Cottage with White Paling among Trees, Rembrandt Harmensz. van Rijn
Drawing in quill and reed pen in brown ink with brown wash and touches of opaque white and gray wash; roughly 7 x 10 inches (17 x 25 cm); in the collection of the Rijksmuseum. Image is zoomable on their page, you can also download it with the creation of a free “Rijksstudio” account.
The Rijksmuseum describes the gray wash as being added later, along with the framing line. I suspect the opaque white may have been added by a later hand as well, all in an effort to make the drawing more of a salable piece somewhere along the way, but the nature of the original shines through.
I just love Rembrandt’s landscape drawings, and my impression of them has always been that he drew them for his own pleasure, and not as presentation pieces.
Look at the beautiful way his seemingly casual lines indicating the foliage not only give the masses shape and texture, but a sense of motion as well, as if being stirred by wind across the landscape.
The little details like the hay wagon and the man sitting at the edge of the water give the drawing additional life and a sense of place.

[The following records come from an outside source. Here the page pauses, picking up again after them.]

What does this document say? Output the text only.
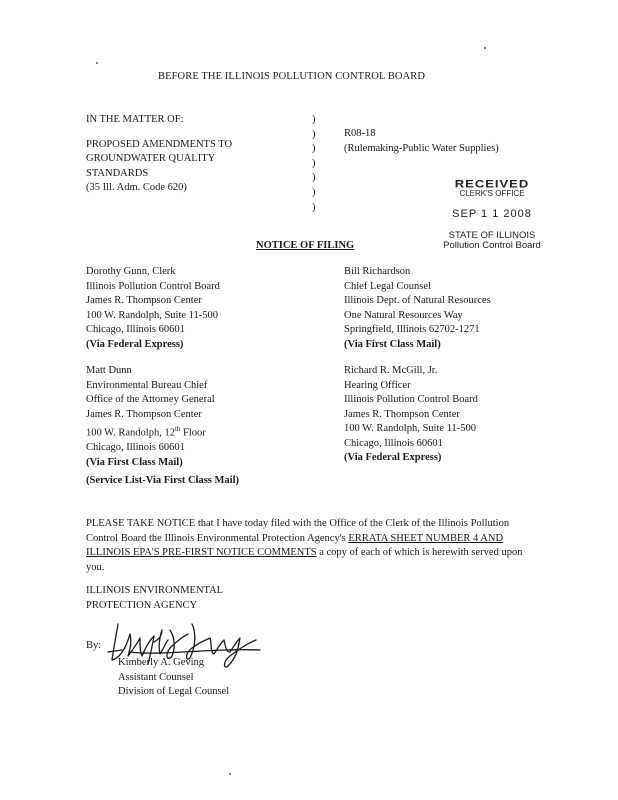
BEFORE THE ILLINOIS POLLUTION CONTROL BOARD
IN THE MATTER OF:
PROPOSED AMENDMENTS TO
GROUNDWATER QUALITY
STANDARDS
(35 Ill. Adm. Code 620)
)
)
)
)
)
)
)
R08-18
(Rulemaking-Public Water Supplies)
RECEIVED
CLERK'S OFFICE
SEP 1 1 2008
STATE OF ILLINOIS
Pollution Control Board
NOTICE OF FILING
Dorothy Gunn, Clerk
Illinois Pollution Control Board
James R. Thompson Center
100 W. Randolph, Suite 11-500
Chicago, Illinois 60601
(Via Federal Express)
Bill Richardson
Chief Legal Counsel
Illinois Dept. of Natural Resources
One Natural Resources Way
Springfield, Illinois 62702-1271
(Via First Class Mail)
Matt Dunn
Environmental Bureau Chief
Office of the Attorney General
James R. Thompson Center
100 W. Randolph, 12th Floor
Chicago, Illinois 60601
(Via First Class Mail)
Richard R. McGill, Jr.
Hearing Officer
Illinois Pollution Control Board
James R. Thompson Center
100 W. Randolph, Suite 11-500
Chicago, Illinois 60601
(Via Federal Express)
(Service List-Via First Class Mail)
PLEASE TAKE NOTICE that I have today filed with the Office of the Clerk of the Illinois Pollution Control Board the Illinois Environmental Protection Agency's ERRATA SHEET NUMBER 4 AND ILLINOIS EPA'S PRE-FIRST NOTICE COMMENTS a copy of each of which is herewith served upon you.
ILLINOIS ENVIRONMENTAL
PROTECTION AGENCY
By:
Kimberly A. Geving
Assistant Counsel
Division of Legal Counsel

The slats of the fence (the “white paling” of the title assigned to the drawing) are a visual treat, their thickly delineated rough edges contrasted by thinner strokes suggesting the wood’s weathered texture. The fence slats, along with some of the shapes of the foliage behind it, are beautifully set off by the tone applied to the cottage and the darker foliage.
Look at the quick indications of flowers in front of the fence — this isn’t just a building, it’s someone’s home.
The reflections in the pond-like depression in front of the fence and the soft indication of the larger body of water and shore and buildings beyond are marvels of suggestion.
I don’t know anyone, with the possible exception of Shakespeare, who can say so much in so few lines.